When Chaol came to fetch her the next morning, he found her sleeping on the floor, wrapped in a blanket. “Sardothien,” he said. She made a mumbling noise, burying her face farther into the pillow. “Why are you sleeping on the ground?” She opened an eye. Of course, he didn’t mention how different she looked now that she was clean.

She didn’t bother concealing herself with the blanket as she stood. The yards of fabric they called a nightgown covered her enough. “The bed was uncomfortable,” she said simply, but quickly forgot the captain as she beheld the sunlight.

Pure, fresh, warm sunlight. Sunlight that she could bask in day after day if she got her freedom, sunlight to drown out the endless dark of the mines. It leaked in through the heavy drapes, smearing itself across the room in thick lines. Gingerly, Celaena stretched out a hand.

Her hand was pale, almost skeletal, but there was something about it, something beyond the bruises and cuts and scars, that seemed beautiful and new in the morning light.

She ran to the window and nearly ripped the curtains from their hangings as she opened them to the gray mountains and bleakness of Endovier. The guards positioned beneath the window didn’t glance upward, and she gaped at the bluish-gray sky, at the clouds slipping on their shoes and shuffling toward the horizon.

I will not be afraid. For the first time in a while, the words felt true.

Her lips peeled into a smile. The captain raised an eyebrow, but said nothing.
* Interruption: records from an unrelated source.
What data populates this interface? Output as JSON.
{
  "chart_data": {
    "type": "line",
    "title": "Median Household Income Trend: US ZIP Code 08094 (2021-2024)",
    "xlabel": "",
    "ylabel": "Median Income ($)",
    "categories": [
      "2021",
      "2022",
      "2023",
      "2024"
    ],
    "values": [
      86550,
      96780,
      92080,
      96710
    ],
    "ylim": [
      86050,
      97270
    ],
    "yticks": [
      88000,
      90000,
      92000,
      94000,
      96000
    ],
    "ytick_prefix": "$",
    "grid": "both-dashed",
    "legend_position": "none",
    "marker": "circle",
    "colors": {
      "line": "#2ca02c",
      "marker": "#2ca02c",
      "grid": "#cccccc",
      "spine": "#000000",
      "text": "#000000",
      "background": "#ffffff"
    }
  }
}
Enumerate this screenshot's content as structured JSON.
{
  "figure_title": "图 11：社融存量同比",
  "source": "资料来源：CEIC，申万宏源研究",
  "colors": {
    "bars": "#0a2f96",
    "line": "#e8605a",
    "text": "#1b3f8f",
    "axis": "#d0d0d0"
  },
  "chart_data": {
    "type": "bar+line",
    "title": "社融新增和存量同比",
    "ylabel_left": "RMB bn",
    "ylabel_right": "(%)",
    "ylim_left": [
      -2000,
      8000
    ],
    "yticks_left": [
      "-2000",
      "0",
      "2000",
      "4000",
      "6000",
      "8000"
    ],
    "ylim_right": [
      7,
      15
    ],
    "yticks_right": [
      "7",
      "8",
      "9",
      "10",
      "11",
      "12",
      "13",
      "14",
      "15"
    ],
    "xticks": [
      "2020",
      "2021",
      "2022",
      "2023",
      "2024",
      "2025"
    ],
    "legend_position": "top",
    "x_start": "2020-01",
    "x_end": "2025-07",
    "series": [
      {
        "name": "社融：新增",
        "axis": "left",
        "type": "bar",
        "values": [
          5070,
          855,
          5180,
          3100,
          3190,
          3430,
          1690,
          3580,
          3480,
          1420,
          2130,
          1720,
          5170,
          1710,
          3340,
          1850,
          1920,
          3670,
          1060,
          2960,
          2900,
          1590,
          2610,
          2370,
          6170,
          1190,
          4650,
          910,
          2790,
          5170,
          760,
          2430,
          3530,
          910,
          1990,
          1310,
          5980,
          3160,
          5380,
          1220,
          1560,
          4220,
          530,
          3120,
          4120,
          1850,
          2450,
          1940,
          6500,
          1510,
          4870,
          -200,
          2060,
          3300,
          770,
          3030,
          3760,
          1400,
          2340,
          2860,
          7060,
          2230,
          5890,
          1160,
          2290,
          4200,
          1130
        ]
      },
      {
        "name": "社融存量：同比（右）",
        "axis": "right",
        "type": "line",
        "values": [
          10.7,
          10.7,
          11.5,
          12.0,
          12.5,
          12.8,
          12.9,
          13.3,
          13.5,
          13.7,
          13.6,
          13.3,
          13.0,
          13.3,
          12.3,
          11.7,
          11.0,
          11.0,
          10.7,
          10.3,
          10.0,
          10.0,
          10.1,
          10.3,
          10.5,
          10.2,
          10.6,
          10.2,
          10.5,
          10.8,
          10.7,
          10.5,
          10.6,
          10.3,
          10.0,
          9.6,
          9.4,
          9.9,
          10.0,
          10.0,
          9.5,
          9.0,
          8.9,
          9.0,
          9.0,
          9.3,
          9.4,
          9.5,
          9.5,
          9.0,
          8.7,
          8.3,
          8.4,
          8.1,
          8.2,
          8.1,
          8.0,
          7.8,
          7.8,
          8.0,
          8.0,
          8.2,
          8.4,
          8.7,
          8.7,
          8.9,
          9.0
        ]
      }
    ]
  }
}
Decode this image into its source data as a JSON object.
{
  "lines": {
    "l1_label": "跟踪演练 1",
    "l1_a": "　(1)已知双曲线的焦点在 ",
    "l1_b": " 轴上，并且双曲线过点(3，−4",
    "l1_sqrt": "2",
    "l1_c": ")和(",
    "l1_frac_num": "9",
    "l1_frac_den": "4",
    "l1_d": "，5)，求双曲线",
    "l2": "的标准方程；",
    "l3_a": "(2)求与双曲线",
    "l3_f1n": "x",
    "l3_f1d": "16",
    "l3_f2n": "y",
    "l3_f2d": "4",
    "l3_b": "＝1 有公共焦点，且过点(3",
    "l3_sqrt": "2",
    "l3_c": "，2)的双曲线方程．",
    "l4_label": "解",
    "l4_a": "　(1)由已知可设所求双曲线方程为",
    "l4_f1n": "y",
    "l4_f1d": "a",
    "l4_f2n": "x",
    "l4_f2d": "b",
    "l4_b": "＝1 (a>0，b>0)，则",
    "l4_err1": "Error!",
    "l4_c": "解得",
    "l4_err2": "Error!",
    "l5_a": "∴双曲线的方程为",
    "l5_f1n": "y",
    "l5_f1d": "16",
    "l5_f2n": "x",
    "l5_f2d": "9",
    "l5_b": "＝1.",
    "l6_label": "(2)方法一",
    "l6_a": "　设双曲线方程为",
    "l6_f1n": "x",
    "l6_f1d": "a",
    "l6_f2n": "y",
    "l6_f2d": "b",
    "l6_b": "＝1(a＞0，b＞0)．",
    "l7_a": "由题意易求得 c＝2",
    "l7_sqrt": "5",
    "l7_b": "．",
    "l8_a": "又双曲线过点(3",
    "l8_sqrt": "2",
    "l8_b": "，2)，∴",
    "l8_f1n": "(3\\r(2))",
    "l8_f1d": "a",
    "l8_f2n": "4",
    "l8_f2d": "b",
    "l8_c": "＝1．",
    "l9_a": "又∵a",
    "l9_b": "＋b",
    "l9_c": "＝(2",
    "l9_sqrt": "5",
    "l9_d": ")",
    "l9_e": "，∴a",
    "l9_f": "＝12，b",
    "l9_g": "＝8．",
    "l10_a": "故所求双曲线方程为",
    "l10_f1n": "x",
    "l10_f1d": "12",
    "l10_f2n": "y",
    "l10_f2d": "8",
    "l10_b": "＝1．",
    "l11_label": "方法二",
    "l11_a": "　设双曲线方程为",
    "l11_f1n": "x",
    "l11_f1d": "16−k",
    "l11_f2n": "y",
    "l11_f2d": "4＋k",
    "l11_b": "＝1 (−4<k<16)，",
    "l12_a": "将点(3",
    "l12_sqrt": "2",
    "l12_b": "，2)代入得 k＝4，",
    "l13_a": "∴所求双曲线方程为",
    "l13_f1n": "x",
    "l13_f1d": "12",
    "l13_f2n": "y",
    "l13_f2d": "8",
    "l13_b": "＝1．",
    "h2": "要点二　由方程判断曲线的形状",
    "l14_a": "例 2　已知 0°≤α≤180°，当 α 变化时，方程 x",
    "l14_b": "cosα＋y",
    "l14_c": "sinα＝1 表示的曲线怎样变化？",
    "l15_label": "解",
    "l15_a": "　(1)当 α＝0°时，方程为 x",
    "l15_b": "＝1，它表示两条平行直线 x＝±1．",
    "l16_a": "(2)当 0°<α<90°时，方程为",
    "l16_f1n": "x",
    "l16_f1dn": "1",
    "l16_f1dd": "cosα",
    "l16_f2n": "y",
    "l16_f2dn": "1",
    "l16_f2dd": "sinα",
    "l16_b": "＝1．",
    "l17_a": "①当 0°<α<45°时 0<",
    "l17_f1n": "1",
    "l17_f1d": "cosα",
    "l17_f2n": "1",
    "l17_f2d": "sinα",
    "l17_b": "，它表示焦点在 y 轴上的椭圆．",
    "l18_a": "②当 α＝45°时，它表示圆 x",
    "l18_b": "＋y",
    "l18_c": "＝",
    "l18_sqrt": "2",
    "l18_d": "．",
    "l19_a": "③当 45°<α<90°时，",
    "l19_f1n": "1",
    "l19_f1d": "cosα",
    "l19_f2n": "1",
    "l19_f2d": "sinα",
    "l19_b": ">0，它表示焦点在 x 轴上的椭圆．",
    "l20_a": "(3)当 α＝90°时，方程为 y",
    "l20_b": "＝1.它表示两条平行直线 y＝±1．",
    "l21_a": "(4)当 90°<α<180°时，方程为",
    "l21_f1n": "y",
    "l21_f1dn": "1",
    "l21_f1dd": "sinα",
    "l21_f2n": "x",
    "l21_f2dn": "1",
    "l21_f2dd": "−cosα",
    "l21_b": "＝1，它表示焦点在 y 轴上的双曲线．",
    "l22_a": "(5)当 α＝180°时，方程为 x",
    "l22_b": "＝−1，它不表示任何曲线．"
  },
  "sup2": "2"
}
She was cheerful—jubilant, really—and her mood improved when the servants coiled her braided hair onto the back of her head and dressed her in a surprisingly fine riding habit that concealed her miserably thin form. She loved clothes—loved the feeling of silk, of velvet, of satin, of suede and chiffon—and was fascinated by the grace of seams, the intricate perfection of an embossed surface. And when she won this ridiculous competition, when she was free . . . she could buy all the clothes she wanted.

She laughed when Chaol, irked at how Celaena stood in front of the mirror for five minutes, admiring herself, half-dragged her out of the room. The budding sky made her want to dance and skip down the halls before they entered the main yard. However, she faltered as she beheld the mounds of bone-colored rock at the far end of the compound, and the small figures going in and out of the many mouthlike holes cut into the mountains.

Work had already begun for the day, work that would continue without her when she left them all to this miserable fate. Her stomach clenching, Celaena averted her eyes from the prisoners, keeping up with the captain as they headed to a caravan of horses near the towering wall.